Другая точка зрения сводится к тому, что история не простит литераторам, назвавшим свои произведения документальными, неуважительного обращения с фактами. Если же речь в этих произведениях идет о конкретных — живущих или живших — людях, то не простит этого и элементарная этика. Автор волен выбирать факты, группировать, комментировать их так, как диктует ему вкус и замысел художника, но с самими фактами обязан обращаться безукоризненно строго. Или — не называть свою работу документальной! Не вводить в заблуждение читателя, который, особенно в последние годы, склонен придавать большое значение
подлинноститого, о чем читает.
В спорах на эту тему как-то незаметно возникло и постепенно укрепилось никем, правда, прямо не сформулированное, но живучее мнение, будто документальность и художественность — два определяющих элемента жанра — чуть ли не исключают друг друга и, следовательно, усиление в каждом конкретном произведении одного из них возможно не иначе, как за счет ослабления другого. Иными словами: хотите, чтобы было интересно и художественно, — не держитесь за факты!..

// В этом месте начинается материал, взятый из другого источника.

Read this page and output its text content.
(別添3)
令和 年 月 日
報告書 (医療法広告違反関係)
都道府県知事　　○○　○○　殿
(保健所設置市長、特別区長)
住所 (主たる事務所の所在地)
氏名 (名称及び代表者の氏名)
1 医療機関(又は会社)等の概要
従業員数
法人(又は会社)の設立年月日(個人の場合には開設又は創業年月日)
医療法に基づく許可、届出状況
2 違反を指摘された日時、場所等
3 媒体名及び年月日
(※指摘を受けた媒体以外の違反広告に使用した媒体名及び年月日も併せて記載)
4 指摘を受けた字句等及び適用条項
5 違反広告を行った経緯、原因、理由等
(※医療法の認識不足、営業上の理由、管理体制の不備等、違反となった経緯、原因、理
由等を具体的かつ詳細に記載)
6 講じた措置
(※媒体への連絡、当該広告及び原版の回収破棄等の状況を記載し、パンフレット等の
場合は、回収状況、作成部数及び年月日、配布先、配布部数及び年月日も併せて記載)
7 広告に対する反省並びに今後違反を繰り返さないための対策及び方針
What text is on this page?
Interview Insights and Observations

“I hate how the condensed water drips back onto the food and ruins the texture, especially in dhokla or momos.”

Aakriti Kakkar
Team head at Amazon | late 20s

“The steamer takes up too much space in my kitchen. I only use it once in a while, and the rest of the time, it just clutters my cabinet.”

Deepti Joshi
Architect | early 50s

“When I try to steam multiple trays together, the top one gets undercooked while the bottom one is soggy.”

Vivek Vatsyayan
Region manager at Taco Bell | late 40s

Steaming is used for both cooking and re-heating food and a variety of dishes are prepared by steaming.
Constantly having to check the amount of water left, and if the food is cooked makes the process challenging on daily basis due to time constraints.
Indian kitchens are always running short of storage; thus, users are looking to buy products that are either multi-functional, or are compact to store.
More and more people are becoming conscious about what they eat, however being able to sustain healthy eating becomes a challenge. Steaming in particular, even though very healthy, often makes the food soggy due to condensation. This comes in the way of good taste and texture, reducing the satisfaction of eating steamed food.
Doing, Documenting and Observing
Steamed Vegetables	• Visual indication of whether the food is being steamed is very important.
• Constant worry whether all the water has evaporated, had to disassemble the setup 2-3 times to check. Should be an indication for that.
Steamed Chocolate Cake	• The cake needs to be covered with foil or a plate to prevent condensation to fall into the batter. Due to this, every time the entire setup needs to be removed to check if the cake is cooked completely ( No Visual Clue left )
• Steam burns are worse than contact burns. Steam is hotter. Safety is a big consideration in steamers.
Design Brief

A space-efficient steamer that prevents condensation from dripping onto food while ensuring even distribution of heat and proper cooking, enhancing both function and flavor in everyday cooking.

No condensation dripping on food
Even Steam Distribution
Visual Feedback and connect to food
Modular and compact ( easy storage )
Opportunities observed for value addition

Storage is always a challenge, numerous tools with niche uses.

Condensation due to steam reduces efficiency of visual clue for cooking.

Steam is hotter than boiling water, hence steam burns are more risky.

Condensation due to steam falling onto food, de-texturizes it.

Чем можно опровергнуть это мнение?
Только одним: книгами, в которых подлинная художественность и строгая документальность присутствовали бы одновременно.
«Фронт идет через КБ» — как раз такая книга.
В Арктике и над Арктикой
В этой небольшой книжке
читатель найдет все, что обещает ее название: и Арктику — страну суровой, экзотической природы, и рассказы о подвигах покорителей этой страны — подвигах подлинных, а не специально сконструированных в подтверждение тезиса о том, что, мол, для них всегда есть место в жизни. В те годы, когда М. Каминский начал работать в полярной авиации, освоение Советского Севера только начиналось. Еще совсем свежа в нашей памяти была эпопея спасения экипажа раздавленного льдами Чукотского моря парохода «Челюскин». Она показала, что, как ни сильна природа Севера, человек способен в конце концов оказаться сильнее ее. После этого речь могла идти уже не о коротких экспедиционных вторжениях в еще недавно недоступные районы, а о надежном, прочном их освоении. Пора было научиться не навещать Арктику, а жить в ней. Жить летом и зимой.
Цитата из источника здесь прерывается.